How many and what type scenarios should be completed?

This depends on your liquidity risk profile. At a minimum, we suggest two scenarios: a normal state and one with your bank undergoing a specific stress state. If your bank is exposed to significant asset quality issues, we suggest more scenarios. As discussed later, liquidity sources that are dependable in good times often disappear when the balance sheet becomes distressed.

How do I think about the liquidity risk of insured high-cost CDs and brokered deposits?

When an institution is designated “undercapitalized” for prompt corrective action purposes, it must receive a waiver from the FDIC to accept, renew or roll brokered funds. Moreover, the rate paid on deposits may not exceed 75 basis points over the local market rate. This creates an important stress scenario that cannot be overlooked.

Can I count on Federal Home Loan Bank advances as a contingency liquidity source?

When a borrower’s financial condition begins to deteriorate, any lender may take steps to reduce a possible loss on the loan, such as require additional collateral, reduce the available line or call the loan. If you rely significantly on FHLB advances, consider a reduction in the line as another scenario to test.

Should I consider the discount window in my liquidity contingency planning?

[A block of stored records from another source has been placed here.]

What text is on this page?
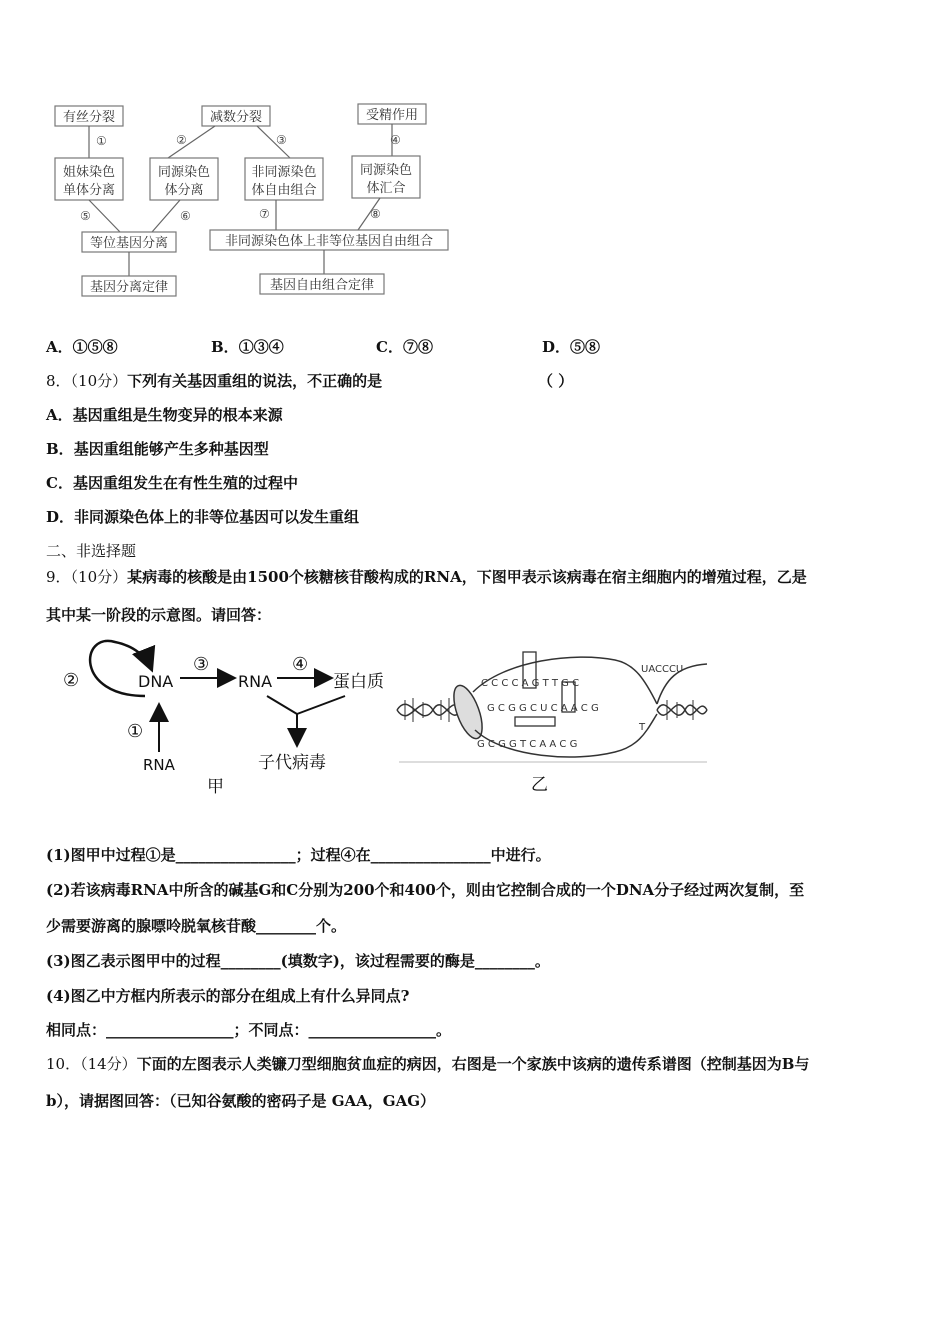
有丝分裂	减数分裂	受精作用
①	②	③	④
姐妹染色
单体分离
同源染色
体分离
非同源染色
体自由组合
同源染色
体汇合
⑤	⑥	⑦	⑧
等位基因分离	非同源染色体上非等位基因自由组合
基因分离定律	基因自由组合定律
A．①⑤⑧	B．①③④	C．⑦⑧	D．⑤⑧
8．（10分）下列有关基因重组的说法，不正确的是	（ ）
A．基因重组是生物变异的根本来源
B．基因重组能够产生多种基因型
C．基因重组发生在有性生殖的过程中
D．非同源染色体上的非等位基因可以发生重组
二、非选择题
9．（10分）某病毒的核酸是由1500个核糖核苷酸构成的RNA，下图甲表示该病毒在宿主细胞内的增殖过程，乙是
其中某一阶段的示意图。请回答：
②	DNA
③
RNA
④
蛋白质
子代病毒
①
RNA
甲
C C C C A G T T G C
G C G G C U C A A C G
G C G G T C A A C G
UACCCU
T
乙
(1)图甲中过程①是________________；过程④在________________中进行。
(2)若该病毒RNA中所含的碱基G和C分别为200个和400个，则由它控制合成的一个DNA分子经过两次复制，至
少需要游离的腺嘌呤脱氧核苷酸________个。
(3)图乙表示图甲中的过程________(填数字)，该过程需要的酶是________。
(4)图乙中方框内所表示的部分在组成上有什么异同点?
相同点：_________________；不同点：_________________。
10．（14分）下面的左图表示人类镰刀型细胞贫血症的病因，右图是一个家族中该病的遗传系谱图（控制基因为B与
b），请据图回答：（已知谷氨酸的密码子是 GAA，GAG）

Setting up a borrowing relationship and pledging collateral to the discount window is a sensible component of a contingency liquidity plan. Discount window credit is then available when unexpected events occur. Note, however, that federal law limits the Federal Reserve’s ability to provide discount window credit to undercapitalized and critically undercapitalized institutions.

Your bank regulator expects you to adopt a well-thought out policy and implement commensurate practices to control liquidity risk. Having a realistic, tested, contingency funding plan is essential to weather today’s volatile financial environment.